Samurai Warriors 5 PS4 Review – Get Ready To Grind
A separate Citadel mode plays like a skirmish, though instead of Ultimate moves players can summon friendly combat units which attack the opponent and can also level up. This mode is mostly used to collect materials to upgrade buildings for use back in the Musou campaign, because materials are usually fairly rare within the story mode. Dojos can only upgrade characters’ weapon mastery so far before needing more materials, after all, and grinding it out in the Citadel mode is the preferred way to do this. Both game modes can be played online if no one is available to join you in split screen, though they are manageable to play solo, and in levels where multiple commanders can be controlled by the player, the touchpad button is used to swap between characters at any time.
The Hyper and Ultimate attacks help to freshen things up a bit, but Samurai Warriors 5 remains a Musou hack-and-slash game. If you didn’t like the mindless slaughtering of drones before, you probably still won’t like it now. Even with an engaging, fully voiced campaign and plenty of objectives to complete, expect to mash the buttons a lot while not worrying too much about pesky things like health levels, at least on Normal mode or lower. This is the kind of game you play to unwind at the end of a long day, or on the phone with someone – it doesn’t require much thought to tackle, even with bonus missions since everything is clearly drawn out on a map.

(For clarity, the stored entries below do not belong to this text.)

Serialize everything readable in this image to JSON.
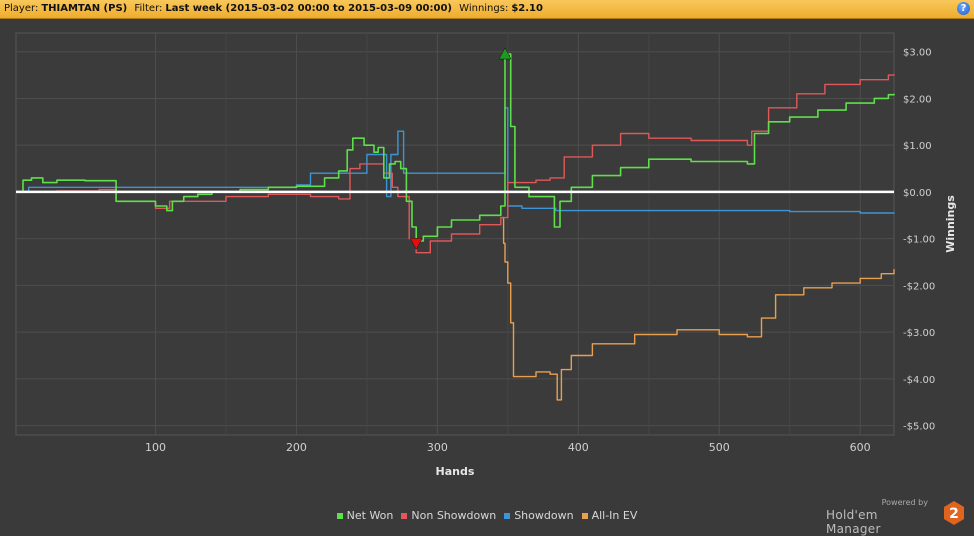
{
  "header": {
    "player_label": "Player:",
    "player_value": "THIAMTAN (PS)",
    "filter_label": "Filter:",
    "filter_value": "Last week (2015-03-02 00:00 to 2015-03-09 00:00)",
    "winnings_label": "Winnings:",
    "winnings_value": "$2.10",
    "help_glyph": "?"
  },
  "brand": {
    "powered_by": "Powered by",
    "name": "Hold'em Manager",
    "logo_digit": "2"
  },
  "chart_data": {
    "type": "line",
    "xlabel": "Hands",
    "ylabel": "Winnings",
    "xlim": [
      1,
      624
    ],
    "ylim": [
      -5.2,
      3.4
    ],
    "x_ticks": [
      100,
      200,
      300,
      400,
      500,
      600
    ],
    "x_tick_labels": [
      "100",
      "200",
      "300",
      "400",
      "500",
      "600"
    ],
    "y_ticks": [
      3,
      2,
      1,
      0,
      -1,
      -2,
      -3,
      -4,
      -5
    ],
    "y_tick_labels": [
      "$3.00",
      "$2.00",
      "$1.00",
      "$0.00",
      "-$1.00",
      "-$2.00",
      "-$3.00",
      "-$4.00",
      "-$5.00"
    ],
    "grid": true,
    "legend_position": "bottom",
    "zero_line_color": "#ffffff",
    "markers": [
      {
        "type": "max",
        "series": "Net Won",
        "x": 348,
        "y": 2.95,
        "color": "#1f9a1f"
      },
      {
        "type": "min",
        "series": "Net Won",
        "x": 285,
        "y": -1.1,
        "color": "#e01010"
      }
    ],
    "series": [
      {
        "name": "Net Won",
        "color": "#5ee04a",
        "points": [
          [
            1,
            0
          ],
          [
            6,
            0.25
          ],
          [
            12,
            0.3
          ],
          [
            20,
            0.2
          ],
          [
            30,
            0.25
          ],
          [
            50,
            0.24
          ],
          [
            70,
            0.24
          ],
          [
            72,
            -0.2
          ],
          [
            100,
            -0.3
          ],
          [
            108,
            -0.4
          ],
          [
            112,
            -0.2
          ],
          [
            120,
            -0.1
          ],
          [
            130,
            -0.05
          ],
          [
            140,
            0
          ],
          [
            160,
            0.05
          ],
          [
            180,
            0.1
          ],
          [
            200,
            0.12
          ],
          [
            220,
            0.3
          ],
          [
            230,
            0.45
          ],
          [
            236,
            0.9
          ],
          [
            240,
            1.15
          ],
          [
            248,
            1.0
          ],
          [
            255,
            0.85
          ],
          [
            258,
            0.95
          ],
          [
            262,
            0.3
          ],
          [
            266,
            0.6
          ],
          [
            270,
            0.65
          ],
          [
            274,
            0.5
          ],
          [
            278,
            -0.2
          ],
          [
            282,
            -0.75
          ],
          [
            285,
            -1.05
          ],
          [
            290,
            -0.95
          ],
          [
            300,
            -0.75
          ],
          [
            310,
            -0.6
          ],
          [
            330,
            -0.5
          ],
          [
            345,
            -0.3
          ],
          [
            348,
            2.95
          ],
          [
            352,
            1.4
          ],
          [
            355,
            0.1
          ],
          [
            365,
            -0.1
          ],
          [
            380,
            -0.1
          ],
          [
            383,
            -0.75
          ],
          [
            387,
            -0.2
          ],
          [
            395,
            0.1
          ],
          [
            410,
            0.35
          ],
          [
            430,
            0.52
          ],
          [
            450,
            0.7
          ],
          [
            480,
            0.65
          ],
          [
            500,
            0.65
          ],
          [
            520,
            0.6
          ],
          [
            525,
            1.25
          ],
          [
            535,
            1.5
          ],
          [
            550,
            1.6
          ],
          [
            570,
            1.75
          ],
          [
            590,
            1.9
          ],
          [
            600,
            1.9
          ],
          [
            610,
            2.0
          ],
          [
            620,
            2.08
          ],
          [
            624,
            2.1
          ]
        ]
      },
      {
        "name": "Non Showdown",
        "color": "#e05858",
        "points": [
          [
            1,
            0
          ],
          [
            30,
            0.02
          ],
          [
            60,
            0.05
          ],
          [
            72,
            -0.2
          ],
          [
            100,
            -0.35
          ],
          [
            110,
            -0.2
          ],
          [
            150,
            -0.1
          ],
          [
            180,
            -0.05
          ],
          [
            210,
            -0.1
          ],
          [
            230,
            -0.15
          ],
          [
            238,
            0.5
          ],
          [
            245,
            0.6
          ],
          [
            262,
            0.4
          ],
          [
            268,
            0.1
          ],
          [
            272,
            -0.1
          ],
          [
            280,
            -1.0
          ],
          [
            285,
            -1.3
          ],
          [
            295,
            -1.05
          ],
          [
            310,
            -0.9
          ],
          [
            330,
            -0.7
          ],
          [
            345,
            -0.55
          ],
          [
            350,
            0.2
          ],
          [
            370,
            0.25
          ],
          [
            380,
            0.3
          ],
          [
            390,
            0.75
          ],
          [
            410,
            1.0
          ],
          [
            430,
            1.25
          ],
          [
            450,
            1.15
          ],
          [
            480,
            1.1
          ],
          [
            500,
            1.1
          ],
          [
            520,
            1.0
          ],
          [
            523,
            1.3
          ],
          [
            535,
            1.8
          ],
          [
            555,
            2.1
          ],
          [
            575,
            2.3
          ],
          [
            600,
            2.4
          ],
          [
            620,
            2.5
          ],
          [
            624,
            2.52
          ]
        ]
      },
      {
        "name": "Showdown",
        "color": "#3e95d6",
        "points": [
          [
            1,
            0
          ],
          [
            10,
            0.1
          ],
          [
            70,
            0.1
          ],
          [
            100,
            0.1
          ],
          [
            200,
            0.15
          ],
          [
            210,
            0.4
          ],
          [
            240,
            0.4
          ],
          [
            250,
            0.8
          ],
          [
            262,
            0.8
          ],
          [
            264,
            -0.1
          ],
          [
            267,
            0.8
          ],
          [
            272,
            1.3
          ],
          [
            276,
            0.4
          ],
          [
            300,
            0.4
          ],
          [
            345,
            0.4
          ],
          [
            348,
            1.8
          ],
          [
            350,
            -0.3
          ],
          [
            360,
            -0.35
          ],
          [
            380,
            -0.35
          ],
          [
            384,
            -0.4
          ],
          [
            450,
            -0.4
          ],
          [
            500,
            -0.4
          ],
          [
            550,
            -0.42
          ],
          [
            600,
            -0.45
          ],
          [
            624,
            -0.47
          ]
        ]
      },
      {
        "name": "All-In EV",
        "color": "#e8a050",
        "points": [
          [
            346,
            -0.55
          ],
          [
            347,
            -1.1
          ],
          [
            348,
            -1.5
          ],
          [
            350,
            -1.95
          ],
          [
            352,
            -2.8
          ],
          [
            354,
            -3.95
          ],
          [
            370,
            -3.85
          ],
          [
            380,
            -3.9
          ],
          [
            385,
            -4.45
          ],
          [
            388,
            -3.8
          ],
          [
            395,
            -3.5
          ],
          [
            410,
            -3.25
          ],
          [
            440,
            -3.05
          ],
          [
            470,
            -2.95
          ],
          [
            500,
            -3.05
          ],
          [
            520,
            -3.1
          ],
          [
            530,
            -2.7
          ],
          [
            540,
            -2.2
          ],
          [
            560,
            -2.05
          ],
          [
            580,
            -1.95
          ],
          [
            600,
            -1.85
          ],
          [
            615,
            -1.75
          ],
          [
            624,
            -1.65
          ]
        ]
      }
    ]
  }
}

Samurai Warriors 5 is like comfort food for gamers. It’s just like you remember, only this time a bit flashier, and with a few extra tweaks to play with. Since it covers Nobunaga’s younger years, it’s also a great entry in the franchise for new players to pick up. Veterans will no doubt rely on muscle memory to power through the Hard mode, but otherwise this is a fun Musou that anyone can play. Grab a friend and get to slicing!